Either-Or: Millis vs. the South End

Two listings. The same price. What’s worth it?

Welcome to Either-Or, where we compare two listings with the same price—one in Boston and one outside. Build your own conclusions.

south end millis either or

Photos courtesy of John Petraglia and the Hammond Group

Exorbitant housing costs in Boston are nothing new. It’s really, really expensive to live here. With tiny condos going for millions without a second thought, it’s entirely possible that Bostonians are becoming conditioned to accept outrageously high prices.

To remind you that price tags in Boston are a special breed, we’ve been presenting two homes listed at the same price from time to time. This round, it’s a battle of two classic dwellings, where the decision comes down to which type of antique home suits your fancy.

The first is beautiful colonial in Millis. It was built in 1740 and is situated along the Charles River. The second is a stately South End condo with a wealth of original architectural details. Both exude different variations of New England’s charm. They share a price tag of $599,000.

256 Pleasant Street, Millis
Price: $599,000
Size: 3,740 square feet
Bedrooms: 4
Baths: 3.5

12 Greenwich Park #2, South End
Price: $599,000
Size: 605 square feet
Bedrooms: 1
Baths: 1


The South End abode has an antique marble fireplace in the living room. The singular bedroom, while small compared to the one in the Millis house, is stunning. It has custom bookshelves and cabinetry, a marble mantle, a private deck, and a laundry closet with a washer and dryer.

Venture about an hour outside of the city and you’ll find the red riverfront house in the suburbs. The expanded colonial sits on six acres of land and boasts plenty of living space, though with five fireplaces instead of one. It measures up to 3,740 square feet—a little over six times larger than the South End unit.

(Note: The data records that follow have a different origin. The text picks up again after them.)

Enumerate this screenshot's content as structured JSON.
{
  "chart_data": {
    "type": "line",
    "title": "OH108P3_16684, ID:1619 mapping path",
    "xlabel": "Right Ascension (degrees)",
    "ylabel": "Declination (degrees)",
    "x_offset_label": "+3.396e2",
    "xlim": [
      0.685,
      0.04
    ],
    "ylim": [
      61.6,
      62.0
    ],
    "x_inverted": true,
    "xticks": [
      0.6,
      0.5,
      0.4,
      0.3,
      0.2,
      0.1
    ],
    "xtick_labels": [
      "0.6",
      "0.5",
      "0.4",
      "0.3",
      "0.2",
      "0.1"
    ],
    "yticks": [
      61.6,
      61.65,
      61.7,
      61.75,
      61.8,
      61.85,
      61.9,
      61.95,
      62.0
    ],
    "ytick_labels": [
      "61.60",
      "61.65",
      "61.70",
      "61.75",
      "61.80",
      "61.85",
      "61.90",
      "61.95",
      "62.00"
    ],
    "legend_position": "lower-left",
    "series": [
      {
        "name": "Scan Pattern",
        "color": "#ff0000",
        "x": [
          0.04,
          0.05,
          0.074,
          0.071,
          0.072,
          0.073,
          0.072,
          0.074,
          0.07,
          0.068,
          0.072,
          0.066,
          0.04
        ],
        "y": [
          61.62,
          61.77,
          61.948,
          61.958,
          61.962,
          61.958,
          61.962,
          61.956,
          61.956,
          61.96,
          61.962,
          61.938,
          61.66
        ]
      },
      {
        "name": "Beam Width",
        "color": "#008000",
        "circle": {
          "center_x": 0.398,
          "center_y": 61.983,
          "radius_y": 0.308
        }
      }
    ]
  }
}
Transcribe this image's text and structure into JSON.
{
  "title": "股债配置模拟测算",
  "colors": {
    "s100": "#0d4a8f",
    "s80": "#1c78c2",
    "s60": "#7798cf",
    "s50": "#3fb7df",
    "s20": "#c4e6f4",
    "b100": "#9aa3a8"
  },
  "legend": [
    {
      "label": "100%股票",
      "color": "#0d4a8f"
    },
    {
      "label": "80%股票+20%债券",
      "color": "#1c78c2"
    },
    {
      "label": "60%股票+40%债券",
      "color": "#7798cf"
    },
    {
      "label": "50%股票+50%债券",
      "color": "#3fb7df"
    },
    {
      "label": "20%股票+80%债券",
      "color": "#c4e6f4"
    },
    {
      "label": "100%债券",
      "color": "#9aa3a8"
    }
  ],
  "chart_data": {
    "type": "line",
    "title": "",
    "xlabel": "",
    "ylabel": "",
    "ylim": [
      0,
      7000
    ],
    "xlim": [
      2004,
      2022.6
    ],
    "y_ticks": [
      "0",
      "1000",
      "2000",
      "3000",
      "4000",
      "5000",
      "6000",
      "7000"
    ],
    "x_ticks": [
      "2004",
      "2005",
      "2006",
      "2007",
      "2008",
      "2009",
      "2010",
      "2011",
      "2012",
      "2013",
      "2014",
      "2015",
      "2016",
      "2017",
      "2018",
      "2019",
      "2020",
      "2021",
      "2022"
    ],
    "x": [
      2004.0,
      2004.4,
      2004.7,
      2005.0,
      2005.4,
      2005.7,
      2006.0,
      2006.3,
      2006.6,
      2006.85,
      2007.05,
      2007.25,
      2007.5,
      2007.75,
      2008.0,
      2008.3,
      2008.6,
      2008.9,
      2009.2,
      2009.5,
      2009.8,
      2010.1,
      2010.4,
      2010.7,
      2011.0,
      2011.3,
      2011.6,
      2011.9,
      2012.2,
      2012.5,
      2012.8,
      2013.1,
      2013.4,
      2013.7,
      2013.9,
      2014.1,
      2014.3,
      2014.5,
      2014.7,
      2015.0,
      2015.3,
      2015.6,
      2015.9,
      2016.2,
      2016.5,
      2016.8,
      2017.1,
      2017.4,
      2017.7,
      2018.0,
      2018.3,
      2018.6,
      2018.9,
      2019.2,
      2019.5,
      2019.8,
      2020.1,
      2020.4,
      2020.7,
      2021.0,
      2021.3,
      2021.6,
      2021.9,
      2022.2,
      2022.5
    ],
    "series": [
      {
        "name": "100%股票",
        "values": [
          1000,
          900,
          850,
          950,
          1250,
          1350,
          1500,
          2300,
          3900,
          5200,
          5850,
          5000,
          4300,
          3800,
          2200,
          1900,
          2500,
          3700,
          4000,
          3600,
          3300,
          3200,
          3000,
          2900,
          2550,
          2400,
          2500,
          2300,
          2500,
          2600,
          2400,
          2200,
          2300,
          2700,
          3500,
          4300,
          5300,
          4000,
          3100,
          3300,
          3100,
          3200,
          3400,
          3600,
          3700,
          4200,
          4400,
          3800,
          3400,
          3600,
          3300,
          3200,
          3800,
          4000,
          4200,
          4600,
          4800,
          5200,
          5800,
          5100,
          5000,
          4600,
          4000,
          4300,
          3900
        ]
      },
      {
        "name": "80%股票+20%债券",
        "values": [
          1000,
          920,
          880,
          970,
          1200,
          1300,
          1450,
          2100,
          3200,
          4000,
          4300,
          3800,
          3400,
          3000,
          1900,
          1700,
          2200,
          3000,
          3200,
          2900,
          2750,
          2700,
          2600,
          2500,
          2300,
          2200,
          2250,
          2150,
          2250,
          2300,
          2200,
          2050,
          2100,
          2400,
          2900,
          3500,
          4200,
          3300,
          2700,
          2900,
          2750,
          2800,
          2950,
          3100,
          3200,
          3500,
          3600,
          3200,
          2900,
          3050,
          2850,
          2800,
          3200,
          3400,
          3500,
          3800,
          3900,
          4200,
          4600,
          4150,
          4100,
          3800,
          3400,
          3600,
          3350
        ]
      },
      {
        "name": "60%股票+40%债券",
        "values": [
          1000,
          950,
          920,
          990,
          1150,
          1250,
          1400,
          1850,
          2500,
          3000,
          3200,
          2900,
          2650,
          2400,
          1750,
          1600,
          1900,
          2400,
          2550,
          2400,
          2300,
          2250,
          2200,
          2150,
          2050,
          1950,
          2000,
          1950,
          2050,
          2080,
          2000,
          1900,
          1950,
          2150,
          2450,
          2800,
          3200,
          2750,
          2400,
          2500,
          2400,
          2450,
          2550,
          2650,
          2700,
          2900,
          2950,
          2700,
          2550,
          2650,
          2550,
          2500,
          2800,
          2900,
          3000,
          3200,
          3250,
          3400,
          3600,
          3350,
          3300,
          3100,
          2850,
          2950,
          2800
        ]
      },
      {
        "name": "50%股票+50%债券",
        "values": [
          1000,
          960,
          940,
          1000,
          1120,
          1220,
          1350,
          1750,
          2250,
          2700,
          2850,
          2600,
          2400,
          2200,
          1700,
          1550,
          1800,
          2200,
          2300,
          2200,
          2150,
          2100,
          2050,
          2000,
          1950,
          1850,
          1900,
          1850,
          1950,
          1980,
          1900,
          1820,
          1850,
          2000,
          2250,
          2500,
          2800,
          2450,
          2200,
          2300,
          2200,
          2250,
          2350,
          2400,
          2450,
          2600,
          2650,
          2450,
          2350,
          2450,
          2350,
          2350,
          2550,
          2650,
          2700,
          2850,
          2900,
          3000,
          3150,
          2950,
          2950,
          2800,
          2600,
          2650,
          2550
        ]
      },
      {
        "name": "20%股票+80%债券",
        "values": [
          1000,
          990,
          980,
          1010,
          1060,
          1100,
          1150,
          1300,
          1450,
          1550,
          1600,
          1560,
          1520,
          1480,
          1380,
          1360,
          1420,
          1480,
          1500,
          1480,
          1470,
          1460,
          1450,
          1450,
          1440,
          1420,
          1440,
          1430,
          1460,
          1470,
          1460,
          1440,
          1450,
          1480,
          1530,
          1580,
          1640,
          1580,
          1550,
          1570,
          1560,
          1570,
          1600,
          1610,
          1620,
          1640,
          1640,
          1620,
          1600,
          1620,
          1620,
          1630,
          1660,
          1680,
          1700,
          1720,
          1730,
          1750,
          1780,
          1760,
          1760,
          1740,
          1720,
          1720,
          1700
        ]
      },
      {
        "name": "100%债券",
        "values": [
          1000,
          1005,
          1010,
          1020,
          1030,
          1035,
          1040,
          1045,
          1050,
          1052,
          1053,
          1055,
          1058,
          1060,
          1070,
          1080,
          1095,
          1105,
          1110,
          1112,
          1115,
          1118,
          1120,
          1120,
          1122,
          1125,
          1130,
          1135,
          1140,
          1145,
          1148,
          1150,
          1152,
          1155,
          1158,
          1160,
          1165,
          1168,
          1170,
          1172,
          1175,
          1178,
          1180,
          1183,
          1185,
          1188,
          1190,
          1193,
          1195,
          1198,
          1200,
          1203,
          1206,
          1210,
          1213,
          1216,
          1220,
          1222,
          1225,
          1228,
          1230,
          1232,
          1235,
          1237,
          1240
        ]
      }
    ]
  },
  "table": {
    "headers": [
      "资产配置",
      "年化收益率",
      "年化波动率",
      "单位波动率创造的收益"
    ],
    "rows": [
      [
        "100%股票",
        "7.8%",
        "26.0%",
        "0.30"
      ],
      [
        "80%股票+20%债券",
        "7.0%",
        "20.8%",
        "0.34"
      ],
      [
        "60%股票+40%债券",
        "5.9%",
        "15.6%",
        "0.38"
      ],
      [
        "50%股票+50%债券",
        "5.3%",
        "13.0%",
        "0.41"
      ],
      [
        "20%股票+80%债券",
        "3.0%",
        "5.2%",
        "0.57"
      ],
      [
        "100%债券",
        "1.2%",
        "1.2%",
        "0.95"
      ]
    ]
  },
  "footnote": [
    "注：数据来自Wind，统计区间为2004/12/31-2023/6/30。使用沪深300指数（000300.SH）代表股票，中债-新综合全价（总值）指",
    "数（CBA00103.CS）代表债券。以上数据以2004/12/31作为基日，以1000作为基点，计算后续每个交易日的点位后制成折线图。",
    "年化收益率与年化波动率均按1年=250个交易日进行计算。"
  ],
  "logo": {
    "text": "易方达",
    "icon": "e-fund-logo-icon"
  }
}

The sacrificing of space could be worth it when you consider commute times. It only takes a few minutes to get to Back Bay from the South End pad along the Southwest Corridor, while the big red house is a short drive from Norfolk Station on the Commuter Rail.

Both homes do offer charming outdoor spaces. A deck off of the South End bedroom offers views of the neighborhood. The colonial, on the other hand, has an in-ground pool with a nearby cabana. Plus, in Millis, there’s the option to launch a kayak or go fishing on the riverfront.

The biggest difference between the two properties can be found in the price breakdown. The house in the country is $160 per square foot, whereas Boston’s condo is more than six times that at $990 per square foot. There aren’t significant drawbacks when it comes to either home, meaning the right choice depends on your preferred lifestyle—and how much you want to stretch your dollar.